B站评论爬虫实战:从数据获取到情感分析 - 实践
一、B站评论数据结构解析
1.1 API接口分析
B站评论采用RESTful API设计,主要接口:
https://api.bilibili.com/x/v2/reply?type=1&oid={视频aid}&pn={页码}
核心参数说明:
type: 评论区类型(1=视频,11=专栏,17=动态)oid: 对象ID(视频为aid,动态为dynamic_id)pn: 页码(从1开始)ps: 每页数量(默认20,最大49)sort: 排序方式(0=时间,2=热度)
1.2 响应数据结构
{
"code": 0,
"data": {
"page": {
"num": 1,
"size": 20,
"count": 2500,
"acount": 2500
},
"replies": [
{
"rpid": 123456789, // 评论ID
"oid": 987654321, // 视频aid
"type": 1,
"mid": 111222333, // 用户ID
"root": 0, // 根评论ID(0表示是一级评论)
"parent": 0, // 父评论ID
"dialog": 0, // 对话ID
"count": 15, // 回复数
"rcount": 15, // 实际回复数
"like": 520, // 点赞数
"ctime": 1634567890, // 发布时间戳
"content": {
"message": "评论内容",
"emote": { // 表情数据
"[doge]": {
"id": 26,
"url": "https://..."
}
}
},
"member": {
"uname": "用户名",
"avatar": "头像URL",
"level_info": {
"current_level": 6 // 用户等级
},
"vip": {
"vipStatus": 1,
"vipType": 2
}
},
"replies": [...] // 二级评论(最多显示3条)
}
]
}
}
1.3 二级评论获取
二级评论需要单独请求:
https://api.bilibili.com/x/v2/reply/reply?type=1&oid={视频aid}&root={根评论rpid}&pn={页码}
二、技术难点与解决方案
2.1 反爬虫机制
难点1:Wbi签名验证
B站从2023年开始对部分接口启用Wbi签名机制,需要:
- 获取img_key和sub_key(从用户信息接口)
- 按规则打乱密钥
- 计算参数的MD5签名
import hashlib
import urllib.parse
from functools import reduce
def get_wbi_keys():
"""获取最新的img_key和sub_key"""
headers = {'User-Agent': 'Mozilla/5.0 ...'}
url = 'https://api.bilibili.com/x/web-interface/nav'
resp = requests.get(url, headers=headers).json()
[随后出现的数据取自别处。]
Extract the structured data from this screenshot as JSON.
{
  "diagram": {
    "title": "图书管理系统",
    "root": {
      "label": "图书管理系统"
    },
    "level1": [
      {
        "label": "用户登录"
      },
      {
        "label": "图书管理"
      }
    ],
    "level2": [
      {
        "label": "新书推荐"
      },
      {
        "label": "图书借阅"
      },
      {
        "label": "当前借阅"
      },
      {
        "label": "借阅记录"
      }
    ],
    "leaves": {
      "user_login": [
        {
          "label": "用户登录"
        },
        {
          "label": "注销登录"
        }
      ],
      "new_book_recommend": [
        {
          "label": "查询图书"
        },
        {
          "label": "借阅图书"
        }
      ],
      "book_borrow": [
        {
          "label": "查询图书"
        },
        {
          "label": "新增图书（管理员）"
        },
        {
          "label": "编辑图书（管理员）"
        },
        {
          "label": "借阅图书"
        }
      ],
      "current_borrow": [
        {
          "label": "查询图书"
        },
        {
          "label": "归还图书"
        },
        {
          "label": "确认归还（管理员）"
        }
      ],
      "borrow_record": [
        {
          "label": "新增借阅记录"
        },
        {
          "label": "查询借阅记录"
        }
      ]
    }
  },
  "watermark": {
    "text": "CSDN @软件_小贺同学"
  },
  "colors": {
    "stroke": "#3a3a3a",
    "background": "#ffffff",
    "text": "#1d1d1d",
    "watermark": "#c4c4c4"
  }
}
img_url = resp['data']['wbi_img']['img_url']
sub_url = resp['data']['wbi_img']['sub_url']
img_key = img_url.split('/')[-1].split('.')[0]
sub_key = sub_url.split('/')[-1].split('.')[0]
return img_key, sub_key
def gen_wbi_sign(params, img_key, sub_key):
"""生成Wbi签名"""
mixin_key_enc_tab = [
46, 47, 18, 2, 53, 8, 23, 32, 15, 50, 10, 31, 58, 3, 45, 35, 27, 43, 5, 49,
33, 9, 42, 19, 29, 28, 14, 39, 12, 38, 41, 13, 37, 48, 7, 16, 24, 55, 40,
61, 26, 17, 0, 1, 60, 51, 30, 4, 22, 25, 54, 21, 56, 59, 6, 63, 57, 62, 11,
36, 20, 34, 44, 52
]
orig = img_key + sub_key
mixin_key = reduce(lambda s, i: s + orig[i], mixin_key_enc_tab, '')[:32]
# 按key排序并拼接
params['wts'] = int(time.time())
sorted_params = sorted(params.items())
query = urllib.parse.urlencode(sorted_params)
sign = hashlib.md5((query + mixin_key).encode()).hexdigest()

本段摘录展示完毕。